Appunto, nella pronuncia in esame, il Tribunale ha evidenziato come l’art. 1130 n. 1) c.c. sancisca il precipuo dovere dell’amministratore di attivarsi perché non vengano poste in essere violazioni del regolamento condominiale. Tanto più’ che l’amministratore di condominio dispone di vari strumenti per imporre ai condomini il rispetto del regolamento ed è tenuto ad avvalersene.
Anzitutto può intervenire, in via stragiudiziale, mediante l’affissione di avvisi sulla bacheca condominiale, ovvero mediante l’invio di inviti o diffide agli assunti autori delle violazioni. Inoltre, l’amministratore, se è il caso, può notificare le violazioni di condominio alle autorità competenti, come le aziende sanitarie locali o le forze dell’ordine. Ma soprattutto, la giurisprudenza dominante ha attribuito all’amministratore di condominio la facoltà di esperire azioni giudiziarie contro i trasgressori, peraltro senza che sia necessaria alcuna delibera assembleare autorizzativa (sul punto si veda Cass. Civ. n. 17493/2014, Cass. Civ. n. 21814/2014, Cass. Civ. n. 1833/2010).
Invero, il comma 1 dell’art. 1131 c.c. consente all’amministratore di rappresentare i condomini e di agire in giudizio nei limiti delle attribuzioni stabilite dall’art. 1130 c.c., le quali appunto comprendono anche l’obbligo di curare l’osservanza del regolamento condominiale. Infine, l’amministratore potrebbe irrogare le sanzioni previste dall’art. 70 disp. att. al c.c. qualora autorizzato dal regolamento condominiale, ovvero, sensibilizzare e sollecitare all’uopo la assemblea condominiale.
L’inerzia rispetto all’assunzione di tali strumenti messi a disposizione dell’ordinamento giuridico, configura senz’altro una responsabilità omissiva rispetto non soltanto alla lesione della cosa comune, ma altresì rispetto al diligente e competente adempimento dell’incarico gestorio.

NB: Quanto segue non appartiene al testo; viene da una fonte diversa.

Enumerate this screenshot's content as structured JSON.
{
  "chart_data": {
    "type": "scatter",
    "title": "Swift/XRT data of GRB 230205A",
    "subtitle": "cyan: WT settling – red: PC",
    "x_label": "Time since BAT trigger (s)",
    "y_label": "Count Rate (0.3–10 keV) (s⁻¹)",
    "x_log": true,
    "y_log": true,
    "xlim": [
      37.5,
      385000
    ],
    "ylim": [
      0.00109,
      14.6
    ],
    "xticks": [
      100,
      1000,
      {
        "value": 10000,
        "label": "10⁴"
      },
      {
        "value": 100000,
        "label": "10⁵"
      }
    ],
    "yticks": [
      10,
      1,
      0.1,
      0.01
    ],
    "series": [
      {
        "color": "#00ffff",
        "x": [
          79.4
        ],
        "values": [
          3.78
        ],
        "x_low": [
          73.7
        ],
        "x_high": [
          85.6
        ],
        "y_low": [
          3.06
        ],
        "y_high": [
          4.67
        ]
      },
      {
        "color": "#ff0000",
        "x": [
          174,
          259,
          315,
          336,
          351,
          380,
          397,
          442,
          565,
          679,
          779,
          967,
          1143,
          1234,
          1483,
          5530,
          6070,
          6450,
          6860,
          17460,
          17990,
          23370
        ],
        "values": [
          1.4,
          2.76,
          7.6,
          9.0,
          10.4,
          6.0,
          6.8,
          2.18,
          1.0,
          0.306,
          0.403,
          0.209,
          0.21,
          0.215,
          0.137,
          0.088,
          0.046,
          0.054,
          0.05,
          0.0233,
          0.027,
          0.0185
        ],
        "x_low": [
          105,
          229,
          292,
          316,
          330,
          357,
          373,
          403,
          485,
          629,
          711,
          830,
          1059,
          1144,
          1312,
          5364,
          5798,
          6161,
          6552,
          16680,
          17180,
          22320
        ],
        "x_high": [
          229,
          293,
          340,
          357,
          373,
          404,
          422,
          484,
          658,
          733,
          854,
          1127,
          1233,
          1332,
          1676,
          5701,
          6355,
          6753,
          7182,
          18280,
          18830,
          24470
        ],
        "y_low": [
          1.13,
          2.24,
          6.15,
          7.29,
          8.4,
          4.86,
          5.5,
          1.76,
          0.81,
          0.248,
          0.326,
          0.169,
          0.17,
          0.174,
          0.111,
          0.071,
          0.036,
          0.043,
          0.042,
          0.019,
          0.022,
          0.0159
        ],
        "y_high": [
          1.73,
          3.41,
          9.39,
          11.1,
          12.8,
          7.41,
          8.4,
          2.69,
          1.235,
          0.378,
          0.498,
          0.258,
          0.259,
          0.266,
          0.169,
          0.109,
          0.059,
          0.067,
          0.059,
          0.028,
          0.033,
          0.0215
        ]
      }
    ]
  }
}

Si tenga presente, infatti, che il motivo che giustifica la revoca giudiziale dell’amministratore non è la prospettazione di un potenziale pregiudizio ai beni comuni – pregiudizio che, qualora sussistente, potrebbe essere fatto valere dal condomino in altra sede ai fini risarcitori-, bensì la lesione attuale del diritto di ogni condomino ad una gestione corretta e trasparente del condominio in ragione del rapporto di mandato di cui è parte.